What about the next likely victim? Spain 10-year yields are the next highest in the periphery and now around 5.39%. But note that Ireland 10-year yields were around 4.6% right after the Greece rescue package was announced, and that Portugal 10-year yields were just above 5.9% right after the Ireland rescue package was announced. The timeline between rescues appears to have shortened, with close to 7 months between Greece and Ireland but likely down to 3-4 months between Ireland and Portugal if current trends continue.

Portuguese press reported today that Germany is pushing the country to take a rescue package as soon as possible, and before European leaders unveil long-awaited changes to its rescue fund in March.
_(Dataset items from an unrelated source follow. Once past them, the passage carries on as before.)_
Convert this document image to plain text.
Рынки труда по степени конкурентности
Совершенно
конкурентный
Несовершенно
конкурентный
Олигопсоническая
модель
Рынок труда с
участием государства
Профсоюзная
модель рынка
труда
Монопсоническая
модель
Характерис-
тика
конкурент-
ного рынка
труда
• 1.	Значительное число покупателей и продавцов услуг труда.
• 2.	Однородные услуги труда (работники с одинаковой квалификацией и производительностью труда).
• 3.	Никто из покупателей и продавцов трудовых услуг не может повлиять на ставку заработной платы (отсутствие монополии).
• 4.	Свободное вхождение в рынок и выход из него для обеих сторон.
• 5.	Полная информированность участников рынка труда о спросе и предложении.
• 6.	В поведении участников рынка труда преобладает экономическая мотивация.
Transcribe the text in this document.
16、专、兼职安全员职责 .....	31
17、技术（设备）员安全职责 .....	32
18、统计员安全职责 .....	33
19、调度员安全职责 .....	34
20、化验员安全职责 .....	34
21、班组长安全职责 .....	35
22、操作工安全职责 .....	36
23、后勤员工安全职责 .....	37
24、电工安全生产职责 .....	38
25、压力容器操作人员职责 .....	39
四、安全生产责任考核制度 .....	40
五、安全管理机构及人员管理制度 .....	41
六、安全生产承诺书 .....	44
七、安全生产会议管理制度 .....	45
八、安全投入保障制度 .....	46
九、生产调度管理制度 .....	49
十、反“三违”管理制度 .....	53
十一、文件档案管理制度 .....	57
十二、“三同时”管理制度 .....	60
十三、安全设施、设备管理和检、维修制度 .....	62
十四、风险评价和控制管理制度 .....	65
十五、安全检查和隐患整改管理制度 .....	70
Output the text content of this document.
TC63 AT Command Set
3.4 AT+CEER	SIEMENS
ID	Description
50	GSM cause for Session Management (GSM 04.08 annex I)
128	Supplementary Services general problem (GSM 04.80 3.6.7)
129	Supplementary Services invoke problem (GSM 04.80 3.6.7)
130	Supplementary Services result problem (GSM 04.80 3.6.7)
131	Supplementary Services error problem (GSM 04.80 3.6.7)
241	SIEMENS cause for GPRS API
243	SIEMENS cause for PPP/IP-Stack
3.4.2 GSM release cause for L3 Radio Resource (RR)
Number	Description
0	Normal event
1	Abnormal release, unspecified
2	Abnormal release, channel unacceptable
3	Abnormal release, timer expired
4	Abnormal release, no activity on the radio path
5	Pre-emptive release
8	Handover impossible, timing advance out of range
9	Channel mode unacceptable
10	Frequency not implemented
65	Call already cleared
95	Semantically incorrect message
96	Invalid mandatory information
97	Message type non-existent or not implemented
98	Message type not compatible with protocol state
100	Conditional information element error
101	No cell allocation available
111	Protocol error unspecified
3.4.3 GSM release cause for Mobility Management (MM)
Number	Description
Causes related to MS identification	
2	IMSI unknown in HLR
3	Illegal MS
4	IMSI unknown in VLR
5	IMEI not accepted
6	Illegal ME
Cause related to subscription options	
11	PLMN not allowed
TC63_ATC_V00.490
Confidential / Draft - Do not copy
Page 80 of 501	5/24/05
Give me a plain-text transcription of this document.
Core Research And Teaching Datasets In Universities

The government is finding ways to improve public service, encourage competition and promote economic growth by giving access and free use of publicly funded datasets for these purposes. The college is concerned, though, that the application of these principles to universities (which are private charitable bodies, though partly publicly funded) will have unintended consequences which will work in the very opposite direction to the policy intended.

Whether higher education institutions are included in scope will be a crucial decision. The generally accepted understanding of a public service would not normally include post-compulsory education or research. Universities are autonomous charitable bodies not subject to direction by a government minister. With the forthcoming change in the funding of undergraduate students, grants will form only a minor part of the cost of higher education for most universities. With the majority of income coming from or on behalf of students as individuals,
We had thought that Portugal might wait to tap the rescue fund at the same time that the changes are announced next month, but the timing is not that crucial. Rather, bond markets are signaling that a rescue for Portugal is seen as pretty much inevitable. Note that Portugal central bank Governor Costa yesterday admitted that the economy is already in recession and will remain so in 2011. Portugal contracted q/q in Q4, so it appears that Costa is looking for continued contraction in Q1 and beyond. High borrowing costs plus economic contraction means that the debt dynamics will continue to unravel. Indeed, that is why Greece and Ireland debt ratios are going to get worse for several years still ”

Harsh March is here…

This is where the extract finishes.